What so many people don’t realize, is that the mouth is the gateway to the body. Periodontal disease, the disease of the gums and bone supporting the teeth, affects 80% of American adults over the age of 18 and often times, remains undiagnosed.
Warning signs of periodontal disease (gingivitis) include:
- Red, tender or swollen gums
- Bleeding gums while brushing or flossing
- Gums that seem to be pulling away from your teeth
- Chronic bad breath or a bad taste in your mouth
- Teeth that are loose or separating from each other
Research shows correlations between periodontal disease and many other diseases of the body, but more and more doctors today are focusing on the links between the health of your mouth and your heart. Just like poor oral health is commonplace around the world, so is heart disease. Is this link one hundred percent proven? It is difficult to say, but the data in the research shows a strong link with the health of the mouth as it relates to the function of your heart.

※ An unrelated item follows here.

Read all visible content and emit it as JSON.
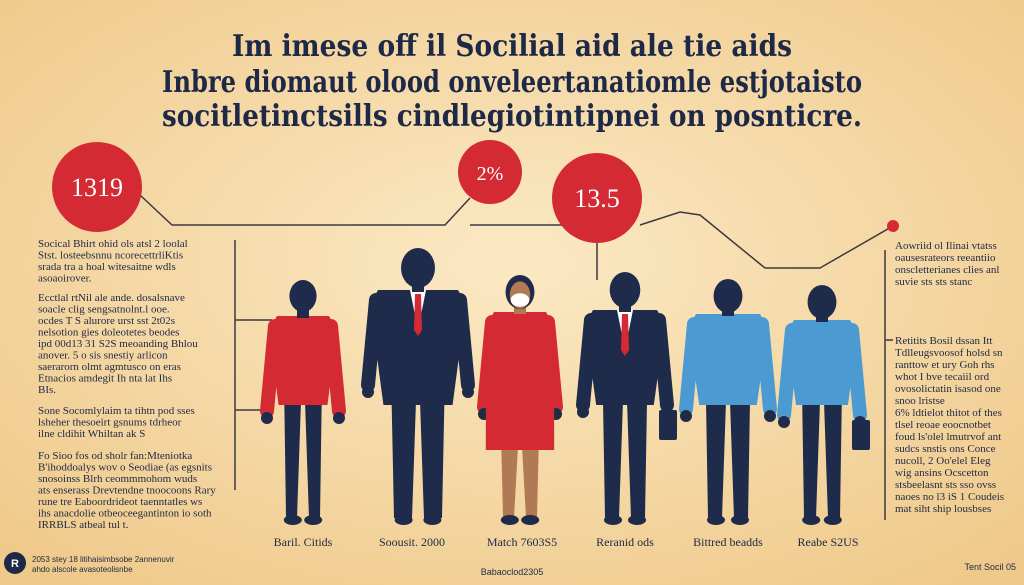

Atherosclerosis is a term that describes the hardening of the arteries of the heart. This condition makes it harder for the heart to pump blood to the body. The main cause of atherosclerosis is inflammation or swelling. This inflammation makes it difficult for the heart to pump blood, increasing your risk for heart attack and stroke.
How does this relate to your oral health? Swollen gum tissue, which can often be sore, is caused by inflammation. There are two main types of gum disease, first is gingivitis, which can cause tender gums that are red and painful and periodontitis, which is an infection of the tissue and bone surrounding the teeth. The infection of the tissue and bone in periodontitis, present themselves as deep pockets filled with bacteria around the teeth. Periodontitis is the type of gum disease that allows bacteria and toxins to spread below the gum line and into your blood stream. This is the type that will cause the issues we worry about when we talk about heart disease.